A seize ans , j'ai tout naturellement passé mon permis de conduire , et le même jour , j'envoyais ma
demande de licence à la Fédération . A l'époque , donc en 1971 , j'ai participé à certaines épreuves
de critérium avec la 250 Suzuki d'un ami , ainsi qu'à quelques courses de côte ( nombreuses dans la
région ) sur une 250 Kawasaki cette fois , qui appartenait , elle aussi , à un copain .
Moto-Presse :
On remarquera que les amis de Guy tiennent un grand rôle dans sa vie , et que ,
quelques fois , " quand rien ne va plus " tout s'arrange grâce à eux .
Guy Bertin :
Fin 71 , poussé par le démon de la mécanique et souhaitant piloter autre chose
que des machines de série , j'ai acheté une 125 Yamaha . Puis nous avons travaillé sur le cadre et le
moteur , pour essayer de rendre le tout plus compétitif en Championnat National . En 72 , je n'ai pas
beaucoup de résultats , n'ayant pas pu participer à beaucoup de courses .
Moto-Presse :
Pourtant , on peut se souvenir de la dernière épreuve de la saison à Magny-Cours ,
où Guy se bagarrait ferme avec Fernandez , virtuel Champion de France .
Guy Bertin :
Puis vinrent les premiers résultats avec une victoire à Nogaro et une seconde place à
Cannes , malheureusement , la moto ne tenait pas le choc , et je ne me souviens pas d'avoir terminé
une course de tout le reste de la saison . Durant l'hiver , nous avons fait un cadre avec l'aide
d'André Bédoni , dans lequel nous avions placé le même moteur . Effectivement , la moto tenait mieux
la route , mais le moteur était toujours aussi fragile , et la saison 74 se solda par une succession
de casses mécaniques . Je me rattrapai sur les courses de côte , où j'obtins de nombreux résultats ,
puisque j'ai pratiquement gagné toutes celles auxquelles j'ai participé . L'avantage des côtes , c'est
que ce n'était jamais très loin de chez moi , que le moteur n'avait pas le temps de casser , mais ,
dans le fond , cela ne m'intéressait pas , préférant de loin les circuits . C'est à la dernière course
de la saison , au Castellet , que j'ai eu l'occasion de piloter ma première TZ Yamaha . Je m'en suis
bien sorti , puisque j'ai terminé septième et surtout , premier national . La moto m'avait été prêtée
par Bétemps . Devant le résultat obtenu , il me proposa de rentrer chez lui faire la mécanique client ,
et de me prêter deux TZ pour la saison 75 , afin de participer au Championnat Inter . Comptant sur
ces deux machines , je n'avais rien prévu pendant l'hiver , et j'attendais avec impatience le début
de saison . C'est alors , qu'une semaine avant le GP de France , Bétemps a vendu tout le matériel
course de son écurie . Bien sûr , je n'ai pas pu courir . Ça a été comme ça toute la saison et , en
désespoir de cause , j'ai récupéré mon ancienne 125 pour prendre quand même quelques départs . Cela a
été aussi catastrophique que l'année précédente , surtout qu'on ne me laissait jamais le temps de
faire aucun travail sur la moto .
Moto-Presse :
Voilà une saison de perdue . Toujours pas de grands résultats à son actif , alors
que Guy espérait profiter de cette première saison inter , pour faire parler de lui .
Guy Bertin :
C'est alors que mon père s'est mis de la partie , en finançant , pour 76 , une TZ .
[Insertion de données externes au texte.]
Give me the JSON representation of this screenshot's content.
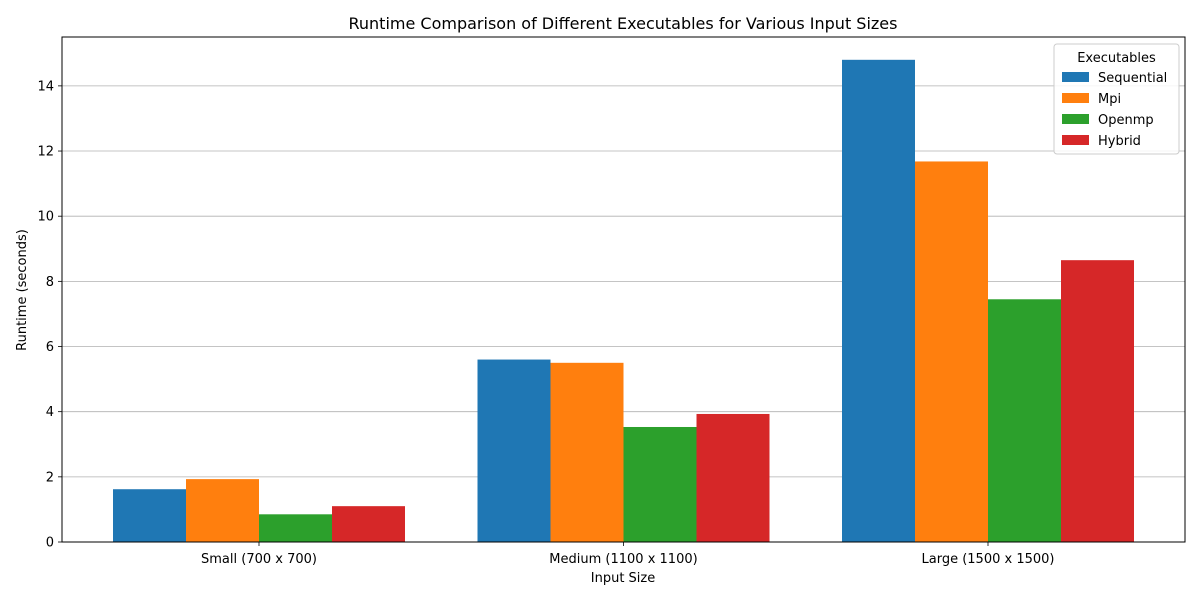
{
  "chart_data": {
    "type": "bar",
    "title": "Runtime Comparison of Different Executables for Various Input Sizes",
    "xlabel": "Input Size",
    "ylabel": "Runtime (seconds)",
    "categories": [
      "Small (700 x 700)",
      "Medium (1100 x 1100)",
      "Large (1500 x 1500)"
    ],
    "series": [
      {
        "name": "Sequential",
        "color": "#1f77b4",
        "values": [
          1.62,
          5.6,
          14.8
        ]
      },
      {
        "name": "Mpi",
        "color": "#ff7f0e",
        "values": [
          1.93,
          5.5,
          11.68
        ]
      },
      {
        "name": "Openmp",
        "color": "#2ca02c",
        "values": [
          0.85,
          3.53,
          7.45
        ]
      },
      {
        "name": "Hybrid",
        "color": "#d62728",
        "values": [
          1.1,
          3.93,
          8.65
        ]
      }
    ],
    "ylim": [
      0,
      15.5
    ],
    "yticks": [
      0,
      2,
      4,
      6,
      8,
      10,
      12,
      14
    ],
    "grid": "y",
    "legend": {
      "title": "Executables",
      "position": "top-right"
    }
  }
}
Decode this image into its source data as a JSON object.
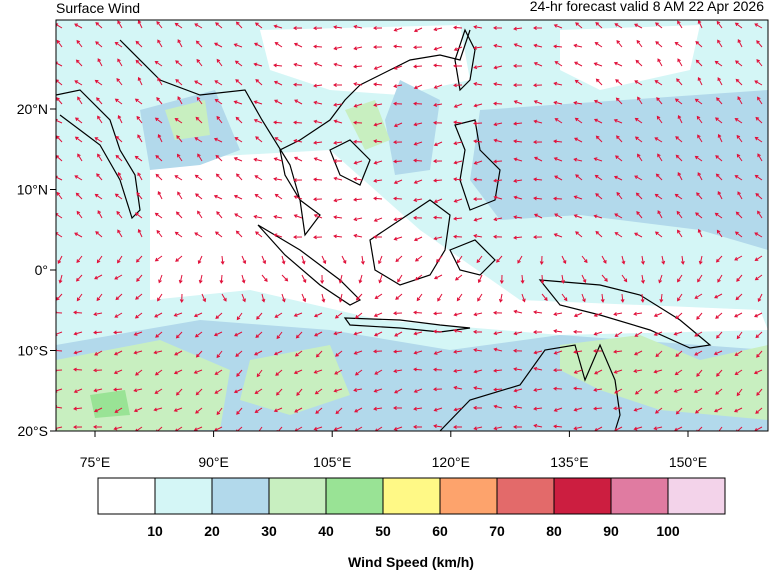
{
  "header": {
    "title": "Surface Wind",
    "subtitle": "24-hr forecast valid 8 AM 22 Apr 2026"
  },
  "map": {
    "x_ticks": [
      "75°E",
      "90°E",
      "105°E",
      "120°E",
      "135°E",
      "150°E"
    ],
    "y_ticks": [
      "20°N",
      "10°N",
      "0°",
      "10°S",
      "20°S"
    ]
  },
  "colorbar": {
    "title": "Wind Speed (km/h)",
    "colors": [
      "#ffffff",
      "#d4f6f6",
      "#b2d9eb",
      "#c8efc0",
      "#99e395",
      "#fff986",
      "#fda36c",
      "#e36a6a",
      "#cc1e40",
      "#e07ba1",
      "#f3d3ea"
    ],
    "labels": [
      "10",
      "20",
      "30",
      "40",
      "50",
      "60",
      "70",
      "80",
      "90",
      "100"
    ]
  }
}
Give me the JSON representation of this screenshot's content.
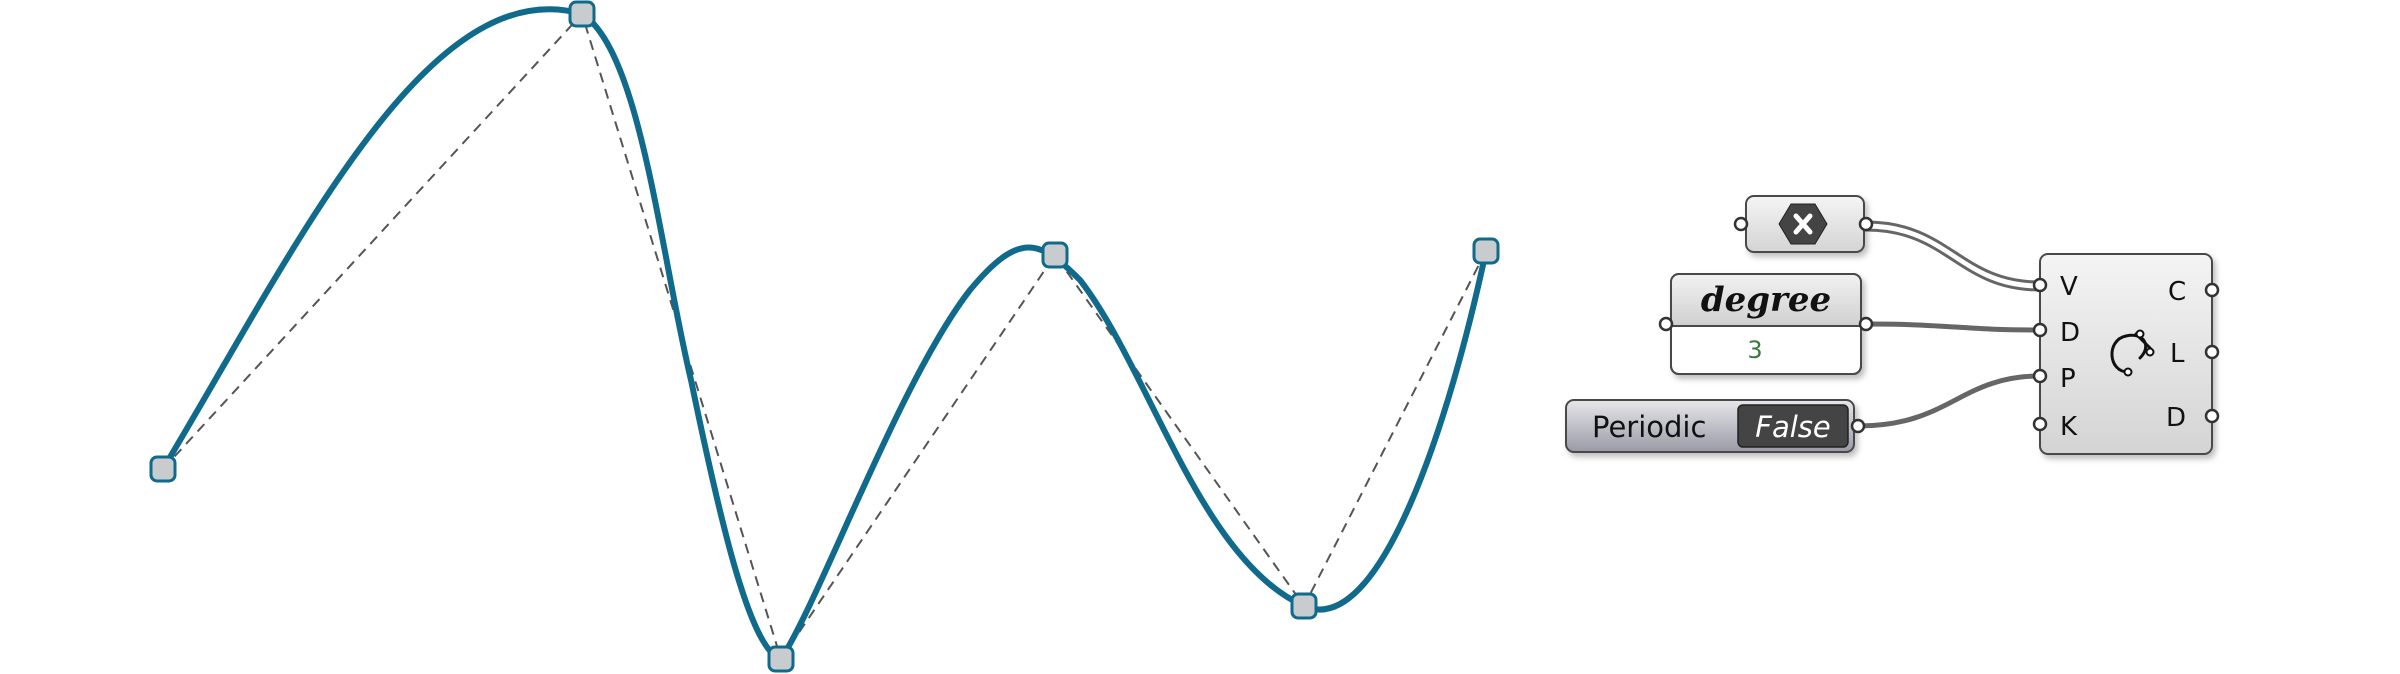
{
  "colors": {
    "curve": "#0f6a8c",
    "control_polygon": "#555555",
    "node_fill": "#c9ccce",
    "node_stroke": "#0f6a8c",
    "component_fill": "#e4e4e4",
    "wire": "#666666",
    "toggle_dark": "#444444"
  },
  "curve": {
    "degree": 3,
    "periodic": false,
    "control_points_count": 6
  },
  "components": {
    "point_param": {
      "icon": "close-hexagon-icon"
    },
    "degree_slider": {
      "title": "degree",
      "value": "3"
    },
    "periodic_toggle": {
      "label": "Periodic",
      "value": "False"
    },
    "nurbs_curve": {
      "icon": "nurbs-curve-icon",
      "inputs": [
        "V",
        "D",
        "P",
        "K"
      ],
      "outputs": [
        "C",
        "L",
        "D"
      ]
    }
  }
}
Rouen , Le Castellet , Dijon , ce sont les épreuves du Championnat Inter qui commencent avec quelques
bonnes prestations : une victoire à Cannes , une à Albi , et c'est une cinquième place au Championnat .
D'un autre côté , je travaillais toujours chez Bétemps , mais les conditions se dégradaient de plus
en plus , et cela devenait impossible de courir en travaillant chez lui .
Moto-Presse :
Voici donc Guy , avec une cinquième place en FII et le désir de faire de 77 la saison
de sa jeune carrière . Il commence par faire le Salon son book sous le bras , à la recherche de
contrats . Désorienté par ce côté de la course qui lui échappe , ce sera un échec , et seul , un
contrat Ségura sera trouvé . Voici donc notre pilote avec un cuir , et c'est tout ... La chaîne de
l'amitié va de nouveau fonctionner .
Guy Bertin :
C'est Dominique Charlin qui va sauver les meubles , en m'avançant l'argent d'une TZ
neuve , avec les parents de Chantal , ma fiancée . Il fallait encore trouver un fourgon pour me
déplacer ; j'ai alors fait appel au Moto Club d'Aix pour qu'il en achète un , et qu'il me le prête .
Tout semblait marcher , quand les autres pilotes du Club se sont opposés à ce que cela se fasse . A
ce moment , est intervenu un autre ami , Michel Daltoe , qui m'a acheté un fourgon qu'il m'a prêté .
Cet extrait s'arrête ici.